Okay, back to the giant elephant in the room and the topic usually missing in the CE promotions is the utter lack of acknowledging that the attendee will need to find the case and then sell it so dental practice marketing is not mentioned at all.

This promo from Frank Spear (Spear Education) is a great example of just that.  Lots of hype, fun and exciting copy that talks about re-energizing you as a dentist and elevating your skills.  By the way, all of the big guys market this way—they’re just copying each other.  It just so happens that Frank’s stuff crosses my desk a lot—that’s a sign that he’s pouring big bucks into HIS marketing.

Whats MIA?  Not a peep about actually linking up the clinical with the non-clinical (sales or marketing) skills that will be required to make any of those dreams and aspirations actually happen.  Yes, it’s fun to be in a room with other excited clinicians learning—not so fun to be staring at your daily schedule and it’s a bunch of “regular’ dentistry even though you paid $100 G’s for all that training.

Imagine if a CE provider had the cojones to require every attendee to attain a mastery of selling their services and show the tools they will use for dental practice marketing before attending a major CE course or even being willing to take any of your tuition dollars.

The room would instantly shrink by 80% driving most clinical CE providers out of business.

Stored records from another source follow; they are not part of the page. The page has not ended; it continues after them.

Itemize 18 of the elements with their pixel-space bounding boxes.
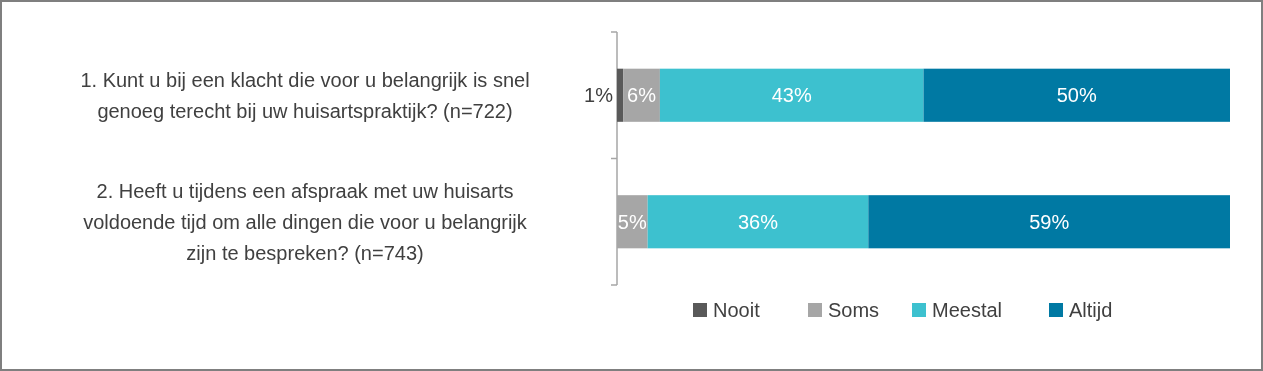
y-tick-label: 2. Heeft u tijdens een afspraak met uw huisarts voldoende tijd om alle dingen die voor u belangrijk zijn te bespreken? (n=743) — [83, 179, 528, 264]
data-label: 50% — [1056, 84, 1097, 107]
bar — [923, 68, 1230, 122]
bar — [617, 68, 624, 122]
legend-label: Altijd — [1069, 299, 1113, 321]
data-label: 36% — [737, 210, 779, 233]
legend-label: Nooit — [713, 299, 761, 321]
bar — [659, 68, 924, 122]
y-tick-label: 1. Kunt u bij een klacht die voor u belangrijk is snel genoeg terecht bij uw huisartspraktijk? (n=722) — [80, 68, 530, 122]
data-label: 6% — [627, 84, 657, 107]
bar — [647, 195, 869, 249]
bar — [868, 195, 1230, 249]
data-label: 1% — [584, 84, 614, 107]
data-label: 59% — [1029, 210, 1070, 233]
data-label: 43% — [771, 84, 812, 107]
legend-label: Meestal — [932, 299, 1003, 321]
legend-label: Soms — [828, 299, 880, 321]
data-label: 5% — [617, 210, 647, 233]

It is an amusing concept.  While that’s fantasy for the clinical CE guys, we actually live by this rule.

As a consulting entity, we won’t provide any marketing (no ads of any kind) without a sales process being invested in first for the practice.  It’s easy to create phone calls, much harder to take those phone calls and turn them into $20K+ cases.  It’s easy to blame everything on an ad for failure versus responsibility for having or lacking in a process or system for selling.

We’re being honest and realistic, these advanced clinical CE providers are being dishonest.

This issue isn’t going to go away.  In fact, it will become ever more difficult to sell elective dentistry and only those who are aggressive with marketing and sales will enjoy the high levels of income, prestige, and life style that dentistry can allow. Join my members here to learn how to get the best out of their CE courses or try my #1 top selling book on Amazon.

The middle class economic train has already left the station and the changes underway effect every dentist in the Western Industrialized world whether they know it or not.